City and school officials toured the building March 8. And May 8, the City Council voted to accept the building once the school district is no longer using it.

In May, then-Acting City Manager Audra Caler Bell said Penquis and a couple of other private housing developers had asked to be informed when the city begins looking to solicit proposals for use of the building.

Penquis Housing Director Jason Bird said at that time the McLain building could provide an opportunity to help address Rockland's workforce housing shortage.

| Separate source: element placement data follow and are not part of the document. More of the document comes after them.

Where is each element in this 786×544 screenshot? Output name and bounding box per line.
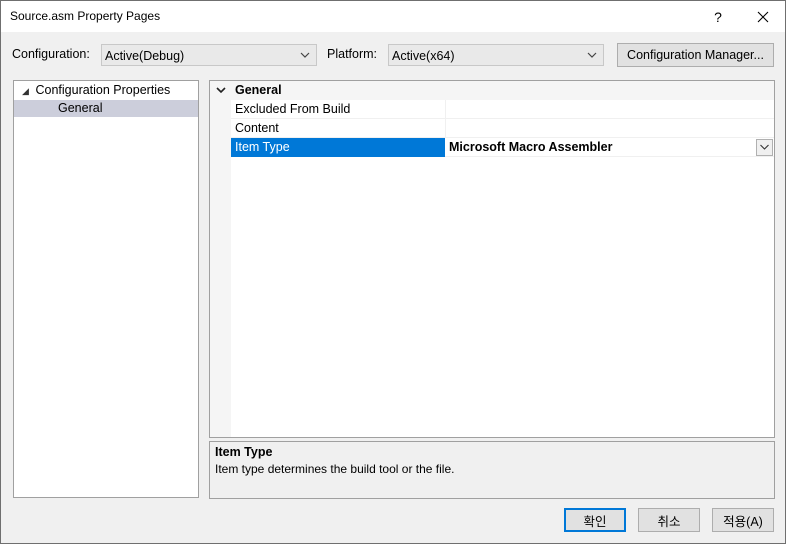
chevron-down-icon[interactable] <box>216 85 226 95</box>
collapse-triangle-icon[interactable]: ◢ <box>22 86 32 97</box>
category-label: General <box>235 83 282 97</box>
property-grid: General Excluded From Build Content Item… <box>209 80 775 438</box>
configuration-value: Active(Debug) <box>105 49 185 63</box>
property-pages-dialog: Source.asm Property Pages ? Configuratio… <box>0 0 786 544</box>
chevron-down-icon <box>587 52 597 58</box>
cancel-button[interactable]: 취소 <box>638 508 700 532</box>
chevron-down-icon <box>760 144 769 150</box>
item-type-dropdown-button[interactable] <box>756 139 773 156</box>
property-name: Excluded From Build <box>235 102 351 116</box>
window-title: Source.asm Property Pages <box>10 9 161 23</box>
configuration-label: Configuration: <box>12 47 90 61</box>
tree-item-general[interactable]: General <box>14 100 198 117</box>
close-button[interactable] <box>743 1 783 32</box>
apply-button[interactable]: 적용(A) <box>712 508 774 532</box>
platform-select[interactable]: Active(x64) <box>388 44 604 66</box>
ok-button[interactable]: 확인 <box>564 508 626 532</box>
title-bar: Source.asm Property Pages ? <box>1 1 785 32</box>
column-divider <box>445 100 446 119</box>
chevron-down-icon <box>300 52 310 58</box>
description-text: Item type determines the build tool or t… <box>215 462 455 476</box>
close-icon <box>757 11 769 22</box>
help-button[interactable]: ? <box>698 1 738 32</box>
property-row-excluded-from-build[interactable]: Excluded From Build <box>231 100 774 119</box>
property-value[interactable]: Microsoft Macro Assembler <box>449 140 612 154</box>
description-title: Item Type <box>215 445 273 459</box>
property-row-item-type[interactable]: Item Type Microsoft Macro Assembler <box>231 138 774 157</box>
property-row-content[interactable]: Content <box>231 119 774 138</box>
property-name: Item Type <box>235 140 290 154</box>
tree-item-configuration-properties[interactable]: ◢ Configuration Properties <box>22 83 170 97</box>
grid-gutter <box>210 100 231 437</box>
tree-item-label: Configuration Properties <box>35 83 171 97</box>
description-panel: Item Type Item type determines the build… <box>209 441 775 499</box>
platform-label: Platform: <box>327 47 378 61</box>
configuration-manager-button[interactable]: Configuration Manager... <box>617 43 774 67</box>
platform-value: Active(x64) <box>392 49 455 63</box>
category-tree: ◢ Configuration Properties General <box>13 80 199 498</box>
configuration-select[interactable]: Active(Debug) <box>101 44 317 66</box>
category-header[interactable]: General <box>210 81 774 100</box>
tree-item-label: General <box>58 101 103 115</box>
column-divider <box>445 119 446 138</box>
property-name: Content <box>235 121 279 135</box>
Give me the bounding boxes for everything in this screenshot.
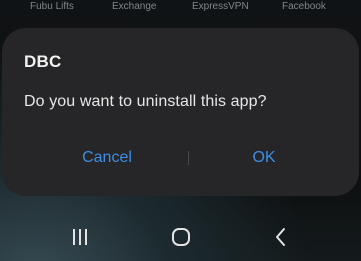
home-icon bbox=[172, 227, 190, 246]
recent-apps-button[interactable] bbox=[50, 212, 110, 261]
back-button[interactable] bbox=[251, 212, 311, 261]
back-icon bbox=[276, 227, 285, 246]
navigation-bar bbox=[0, 212, 361, 261]
home-button[interactable] bbox=[151, 212, 211, 261]
app-label-2: Exchange bbox=[112, 1, 157, 12]
app-labels-row: Fubu Lifts Exchange ExpressVPN Facebook bbox=[0, 0, 361, 20]
dialog-title: DBC bbox=[24, 52, 62, 71]
app-label-3: ExpressVPN bbox=[192, 1, 249, 12]
uninstall-dialog: DBC Do you want to uninstall this app? C… bbox=[2, 28, 359, 196]
app-label-4: Facebook bbox=[282, 1, 326, 12]
cancel-button[interactable]: Cancel bbox=[52, 144, 162, 172]
recent-apps-icon bbox=[73, 228, 87, 245]
button-divider bbox=[188, 151, 189, 165]
app-label-1: Fubu Lifts bbox=[30, 1, 74, 12]
ok-button[interactable]: OK bbox=[214, 144, 314, 172]
dialog-message: Do you want to uninstall this app? bbox=[24, 93, 267, 110]
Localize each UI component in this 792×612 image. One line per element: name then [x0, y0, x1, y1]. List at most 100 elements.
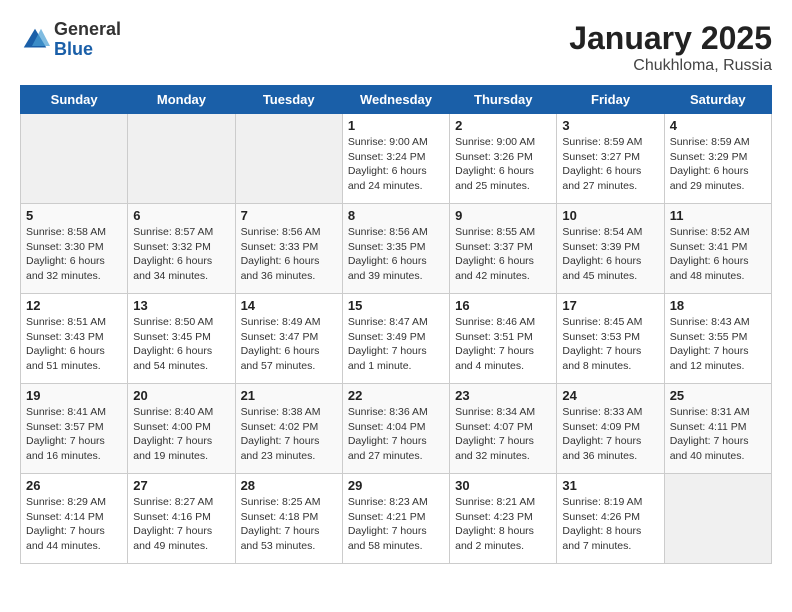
logo-general: General [54, 20, 121, 40]
day-number: 29 [348, 478, 444, 493]
cell-content: Sunrise: 9:00 AMSunset: 3:24 PMDaylight:… [348, 135, 444, 194]
cell-content: Sunrise: 8:33 AMSunset: 4:09 PMDaylight:… [562, 405, 658, 464]
calendar-cell [128, 114, 235, 204]
page-header: General Blue January 2025 Chukhloma, Rus… [20, 20, 772, 75]
calendar-cell: 16 Sunrise: 8:46 AMSunset: 3:51 PMDayligh… [450, 294, 557, 384]
cell-content: Sunrise: 8:54 AMSunset: 3:39 PMDaylight:… [562, 225, 658, 284]
cell-content: Sunrise: 8:56 AMSunset: 3:35 PMDaylight:… [348, 225, 444, 284]
day-number: 27 [133, 478, 229, 493]
day-number: 1 [348, 118, 444, 133]
calendar-cell [664, 474, 771, 564]
cell-content: Sunrise: 8:46 AMSunset: 3:51 PMDaylight:… [455, 315, 551, 374]
day-number: 21 [241, 388, 337, 403]
calendar-cell: 3 Sunrise: 8:59 AMSunset: 3:27 PMDaylight… [557, 114, 664, 204]
calendar-cell: 13 Sunrise: 8:50 AMSunset: 3:45 PMDayligh… [128, 294, 235, 384]
calendar-cell: 24 Sunrise: 8:33 AMSunset: 4:09 PMDayligh… [557, 384, 664, 474]
day-number: 5 [26, 208, 122, 223]
cell-content: Sunrise: 8:27 AMSunset: 4:16 PMDaylight:… [133, 495, 229, 554]
day-number: 20 [133, 388, 229, 403]
calendar-cell: 30 Sunrise: 8:21 AMSunset: 4:23 PMDayligh… [450, 474, 557, 564]
cell-content: Sunrise: 8:29 AMSunset: 4:14 PMDaylight:… [26, 495, 122, 554]
calendar-cell: 10 Sunrise: 8:54 AMSunset: 3:39 PMDayligh… [557, 204, 664, 294]
calendar-week-row: 26 Sunrise: 8:29 AMSunset: 4:14 PMDayligh… [21, 474, 772, 564]
calendar-cell: 25 Sunrise: 8:31 AMSunset: 4:11 PMDayligh… [664, 384, 771, 474]
day-number: 24 [562, 388, 658, 403]
location: Chukhloma, Russia [569, 57, 772, 75]
calendar-cell: 20 Sunrise: 8:40 AMSunset: 4:00 PMDayligh… [128, 384, 235, 474]
cell-content: Sunrise: 8:59 AMSunset: 3:27 PMDaylight:… [562, 135, 658, 194]
cell-content: Sunrise: 8:57 AMSunset: 3:32 PMDaylight:… [133, 225, 229, 284]
logo-icon [20, 25, 50, 55]
cell-content: Sunrise: 8:56 AMSunset: 3:33 PMDaylight:… [241, 225, 337, 284]
cell-content: Sunrise: 8:45 AMSunset: 3:53 PMDaylight:… [562, 315, 658, 374]
day-number: 16 [455, 298, 551, 313]
calendar-week-row: 12Sunrise: 8:51 AMSunset: 3:43 PMDayligh… [21, 294, 772, 384]
day-number: 28 [241, 478, 337, 493]
weekday-header: Wednesday [342, 86, 449, 114]
day-number: 6 [133, 208, 229, 223]
day-number: 25 [670, 388, 766, 403]
day-number: 13 [133, 298, 229, 313]
weekday-header: Friday [557, 86, 664, 114]
day-number: 15 [348, 298, 444, 313]
logo: General Blue [20, 20, 121, 60]
cell-content: Sunrise: 8:43 AMSunset: 3:55 PMDaylight:… [670, 315, 766, 374]
cell-content: Sunrise: 8:40 AMSunset: 4:00 PMDaylight:… [133, 405, 229, 464]
cell-content: Sunrise: 8:47 AMSunset: 3:49 PMDaylight:… [348, 315, 444, 374]
cell-content: Sunrise: 8:58 AMSunset: 3:30 PMDaylight:… [26, 225, 122, 284]
title-area: January 2025 Chukhloma, Russia [569, 20, 772, 75]
day-number: 30 [455, 478, 551, 493]
calendar-week-row: 1 Sunrise: 9:00 AMSunset: 3:24 PMDaylight… [21, 114, 772, 204]
cell-content: Sunrise: 8:38 AMSunset: 4:02 PMDaylight:… [241, 405, 337, 464]
cell-content: Sunrise: 8:21 AMSunset: 4:23 PMDaylight:… [455, 495, 551, 554]
calendar-cell: 22Sunrise: 8:36 AMSunset: 4:04 PMDayligh… [342, 384, 449, 474]
cell-content: Sunrise: 8:41 AMSunset: 3:57 PMDaylight:… [26, 405, 122, 464]
calendar-cell: 11Sunrise: 8:52 AMSunset: 3:41 PMDayligh… [664, 204, 771, 294]
day-number: 23 [455, 388, 551, 403]
day-number: 17 [562, 298, 658, 313]
day-number: 26 [26, 478, 122, 493]
cell-content: Sunrise: 8:31 AMSunset: 4:11 PMDaylight:… [670, 405, 766, 464]
cell-content: Sunrise: 8:25 AMSunset: 4:18 PMDaylight:… [241, 495, 337, 554]
calendar-cell: 28 Sunrise: 8:25 AMSunset: 4:18 PMDayligh… [235, 474, 342, 564]
cell-content: Sunrise: 8:49 AMSunset: 3:47 PMDaylight:… [241, 315, 337, 374]
calendar-week-row: 5 Sunrise: 8:58 AMSunset: 3:30 PMDaylight… [21, 204, 772, 294]
calendar-cell: 7 Sunrise: 8:56 AMSunset: 3:33 PMDaylight… [235, 204, 342, 294]
day-number: 2 [455, 118, 551, 133]
calendar-cell: 21 Sunrise: 8:38 AMSunset: 4:02 PMDayligh… [235, 384, 342, 474]
cell-content: Sunrise: 8:52 AMSunset: 3:41 PMDaylight:… [670, 225, 766, 284]
day-number: 31 [562, 478, 658, 493]
weekday-header-row: SundayMondayTuesdayWednesdayThursdayFrid… [21, 86, 772, 114]
day-number: 7 [241, 208, 337, 223]
calendar-cell: 15 Sunrise: 8:47 AMSunset: 3:49 PMDayligh… [342, 294, 449, 384]
calendar-cell: 5 Sunrise: 8:58 AMSunset: 3:30 PMDaylight… [21, 204, 128, 294]
cell-content: Sunrise: 8:34 AMSunset: 4:07 PMDaylight:… [455, 405, 551, 464]
day-number: 10 [562, 208, 658, 223]
day-number: 9 [455, 208, 551, 223]
weekday-header: Saturday [664, 86, 771, 114]
logo-blue: Blue [54, 40, 121, 60]
cell-content: Sunrise: 8:59 AMSunset: 3:29 PMDaylight:… [670, 135, 766, 194]
calendar-cell: 27 Sunrise: 8:27 AMSunset: 4:16 PMDayligh… [128, 474, 235, 564]
weekday-header: Sunday [21, 86, 128, 114]
calendar-cell: 23 Sunrise: 8:34 AMSunset: 4:07 PMDayligh… [450, 384, 557, 474]
cell-content: Sunrise: 9:00 AMSunset: 3:26 PMDaylight:… [455, 135, 551, 194]
calendar-cell: 9 Sunrise: 8:55 AMSunset: 3:37 PMDaylight… [450, 204, 557, 294]
calendar-cell: 6 Sunrise: 8:57 AMSunset: 3:32 PMDaylight… [128, 204, 235, 294]
calendar-cell: 29Sunrise: 8:23 AMSunset: 4:21 PMDayligh… [342, 474, 449, 564]
day-number: 8 [348, 208, 444, 223]
day-number: 22 [348, 388, 444, 403]
cell-content: Sunrise: 8:51 AMSunset: 3:43 PMDaylight:… [26, 315, 122, 374]
calendar-cell: 4 Sunrise: 8:59 AMSunset: 3:29 PMDaylight… [664, 114, 771, 204]
calendar-cell [235, 114, 342, 204]
day-number: 14 [241, 298, 337, 313]
day-number: 4 [670, 118, 766, 133]
calendar-cell: 17 Sunrise: 8:45 AMSunset: 3:53 PMDayligh… [557, 294, 664, 384]
calendar-cell: 31Sunrise: 8:19 AMSunset: 4:26 PMDayligh… [557, 474, 664, 564]
day-number: 3 [562, 118, 658, 133]
calendar-cell: 14 Sunrise: 8:49 AMSunset: 3:47 PMDayligh… [235, 294, 342, 384]
calendar-cell: 12Sunrise: 8:51 AMSunset: 3:43 PMDayligh… [21, 294, 128, 384]
calendar-cell: 1 Sunrise: 9:00 AMSunset: 3:24 PMDaylight… [342, 114, 449, 204]
cell-content: Sunrise: 8:55 AMSunset: 3:37 PMDaylight:… [455, 225, 551, 284]
cell-content: Sunrise: 8:50 AMSunset: 3:45 PMDaylight:… [133, 315, 229, 374]
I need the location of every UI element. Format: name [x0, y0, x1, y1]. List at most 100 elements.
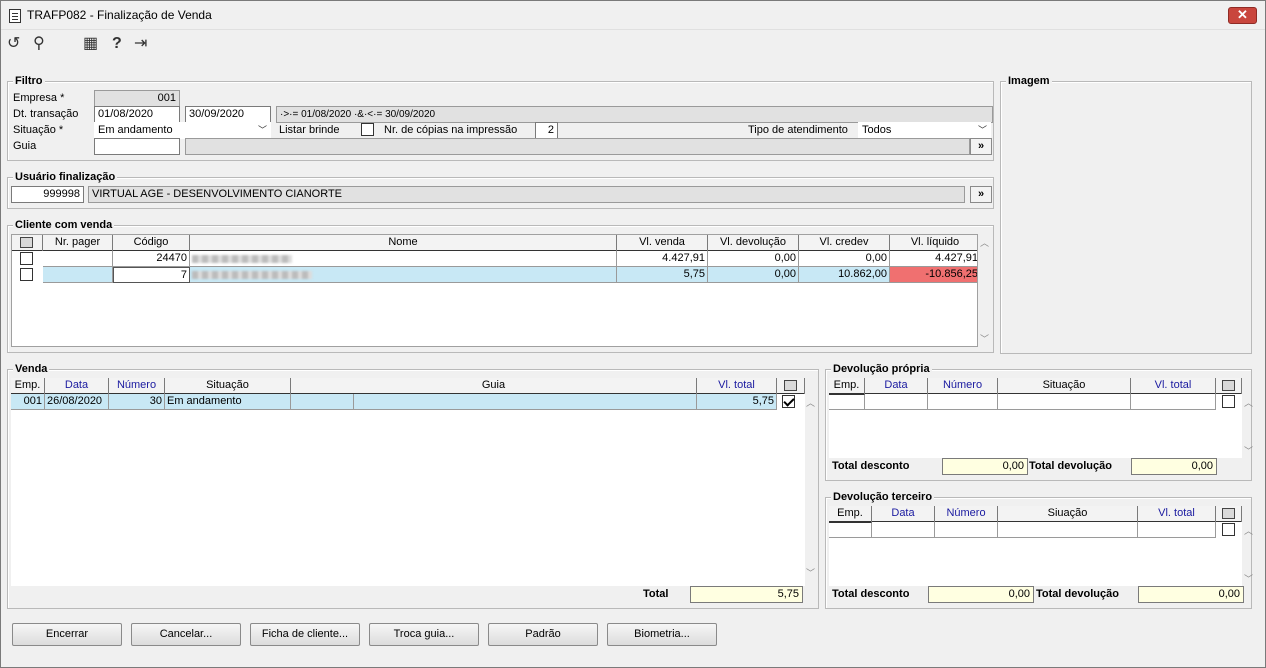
table-row[interactable]: 001 26/08/2020 30 Em andamento 5,75: [11, 394, 805, 410]
cancelar-button[interactable]: Cancelar...: [131, 623, 241, 646]
col-emp[interactable]: Emp.: [11, 378, 45, 394]
row-checkbox[interactable]: [1222, 395, 1235, 408]
row-checkbox[interactable]: [782, 395, 795, 408]
select-all-box[interactable]: [1222, 380, 1235, 391]
col-data[interactable]: Data: [872, 506, 935, 522]
col-select[interactable]: [777, 378, 805, 394]
tipo-atendimento-select[interactable]: Todos ﹀: [858, 122, 991, 139]
tipo-atendimento-label: Tipo de atendimento: [748, 124, 848, 136]
numero-cell: [928, 394, 998, 410]
cliente-header: Nr. pager Código Nome Vl. venda Vl. devo…: [12, 235, 977, 251]
col-vl-total[interactable]: Vl. total: [697, 378, 777, 394]
col-data[interactable]: Data: [45, 378, 109, 394]
select-all-box[interactable]: [20, 237, 33, 248]
table-row[interactable]: 24470 4.427,91 0,00 0,00 4.427,91: [12, 251, 977, 267]
scroll-up-icon[interactable]: ︿: [980, 236, 989, 249]
select-all-box[interactable]: [784, 380, 797, 391]
select-all-box[interactable]: [1222, 508, 1235, 519]
row-checkbox[interactable]: [20, 252, 33, 265]
col-vl-liquido[interactable]: Vl. líquido: [890, 235, 977, 251]
col-nome[interactable]: Nome: [190, 235, 617, 251]
blurred-name: [192, 255, 292, 263]
dt-to-field[interactable]: 30/09/2020: [185, 106, 271, 123]
col-numero[interactable]: Número: [109, 378, 165, 394]
calendar-icon[interactable]: ▦: [83, 35, 98, 53]
col-guia[interactable]: Guia: [291, 378, 697, 394]
scroll-up-icon[interactable]: ︿: [806, 396, 815, 409]
select-cell[interactable]: [1216, 394, 1242, 410]
venda-cell: 5,75: [617, 267, 708, 283]
col-emp[interactable]: Emp.: [829, 506, 872, 522]
col-nr-pager[interactable]: Nr. pager: [43, 235, 113, 251]
col-select[interactable]: [1216, 506, 1242, 522]
exit-icon[interactable]: ⇥: [134, 35, 147, 53]
undo-icon[interactable]: ↺: [7, 35, 20, 53]
col-situacao[interactable]: Situação: [165, 378, 291, 394]
situacao-cell: [998, 522, 1138, 538]
situacao-value: Em andamento: [98, 124, 173, 136]
guia-lookup-button[interactable]: »: [970, 138, 992, 155]
usuario-code-field[interactable]: 999998: [11, 186, 84, 203]
col-vl-devolucao[interactable]: Vl. devolução: [708, 235, 799, 251]
row-checkbox[interactable]: [1222, 523, 1235, 536]
listar-brinde-checkbox[interactable]: [361, 123, 374, 136]
search-icon[interactable]: ⚲: [33, 35, 45, 53]
col-situacao[interactable]: Situação: [998, 378, 1131, 394]
table-row[interactable]: [829, 522, 1242, 538]
select-cell[interactable]: [777, 394, 805, 410]
usuario-lookup-button[interactable]: »: [970, 186, 992, 203]
col-vl-total[interactable]: Vl. total: [1138, 506, 1216, 522]
scroll-down-icon[interactable]: ﹀: [1244, 444, 1253, 457]
scroll-up-icon[interactable]: ︿: [1244, 524, 1253, 537]
empresa-label: Empresa *: [13, 92, 65, 104]
total-cell: [1138, 522, 1216, 538]
dev-propria-devolucao-field: 0,00: [1131, 458, 1217, 475]
scroll-down-icon[interactable]: ﹀: [980, 332, 989, 345]
table-row[interactable]: 7 5,75 0,00 10.862,00 -10.856,25: [12, 267, 977, 283]
row-check-cell[interactable]: [12, 267, 43, 283]
scroll-down-icon[interactable]: ﹀: [1244, 572, 1253, 585]
help-icon[interactable]: ?: [112, 35, 122, 53]
col-data[interactable]: Data: [865, 378, 928, 394]
data-cell: [865, 394, 928, 410]
situacao-select[interactable]: Em andamento ﹀: [94, 122, 271, 139]
guia-field[interactable]: [94, 138, 180, 155]
select-cell[interactable]: [1216, 522, 1242, 538]
venda-header: Emp. Data Número Situação Guia Vl. total: [11, 378, 805, 394]
padrao-button[interactable]: Padrão: [488, 623, 598, 646]
col-select[interactable]: [1216, 378, 1242, 394]
col-vl-credev[interactable]: Vl. credev: [799, 235, 890, 251]
devolucao-cell: 0,00: [708, 267, 799, 283]
situacao-label: Situação *: [13, 124, 64, 136]
codigo-cell[interactable]: 7: [113, 267, 190, 283]
scroll-down-icon[interactable]: ﹀: [806, 566, 815, 579]
cliente-grid: Nr. pager Código Nome Vl. venda Vl. devo…: [11, 234, 978, 347]
dev-terceiro-grid: Emp. Data Número Siuação Vl. total: [829, 506, 1242, 586]
row-check-cell[interactable]: [12, 251, 43, 267]
pager-cell: [43, 267, 113, 283]
close-button[interactable]: ✕: [1228, 7, 1257, 24]
troca-guia-button[interactable]: Troca guia...: [369, 623, 479, 646]
cliente-group: Cliente com venda Nr. pager Código Nome …: [7, 219, 994, 353]
encerrar-button[interactable]: Encerrar: [12, 623, 122, 646]
biometria-button[interactable]: Biometria...: [607, 623, 717, 646]
table-row[interactable]: [829, 394, 1242, 410]
dev-terceiro-desconto-field: 0,00: [928, 586, 1034, 603]
col-vl-venda[interactable]: Vl. venda: [617, 235, 708, 251]
ficha-cliente-button[interactable]: Ficha de cliente...: [250, 623, 360, 646]
col-numero[interactable]: Número: [935, 506, 998, 522]
usuario-name-field: VIRTUAL AGE - DESENVOLVIMENTO CIANORTE: [88, 186, 965, 203]
row-checkbox[interactable]: [20, 268, 33, 281]
dt-from-field[interactable]: 01/08/2020: [94, 106, 180, 123]
col-situacao[interactable]: Siuação: [998, 506, 1138, 522]
col-numero[interactable]: Número: [928, 378, 998, 394]
empresa-field[interactable]: 001: [94, 90, 180, 107]
chevron-down-icon: ﹀: [977, 125, 987, 135]
col-codigo[interactable]: Código: [113, 235, 190, 251]
col-emp[interactable]: Emp.: [829, 378, 865, 394]
select-all-header[interactable]: [12, 235, 43, 251]
scroll-up-icon[interactable]: ︿: [1244, 396, 1253, 409]
copias-field[interactable]: 2: [535, 122, 558, 139]
copias-label: Nr. de cópias na impressão: [384, 124, 518, 136]
col-vl-total[interactable]: Vl. total: [1131, 378, 1216, 394]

Another subcommittee of the proposed Rockland task force would review the use of upper floors of downtown buildings for residences and what steps the city could take to assist in further redeveloping the upper stories into residences.

Yet another subcommittee would look at enacting "reasonable regulations for so-called tiny houses."

In neighboring Rockport, the town Planning Board held a pre-application meeting in August to hear plans by the Hospitality House on Old County Road to build a number of tiny houses on land at the homeless shelter. The proposed houses there would be 290 square feet.

Habitat is also looking to build approximately 12 one- and two-bedroom houses on Philbrick Avenue in Rockland, land the nonprofit housing organization purchased in January. A Habitat representative met with the city last month on the project. No application has yet been filed with the city to develop the land on the street, which is off Camden Street.

The lack of affordable housing has been considered one of the most pressing problems facing Rockland during the past decade.

The number of committee members has not been determined and a timetable for when the committees should issue recommendations has not been established.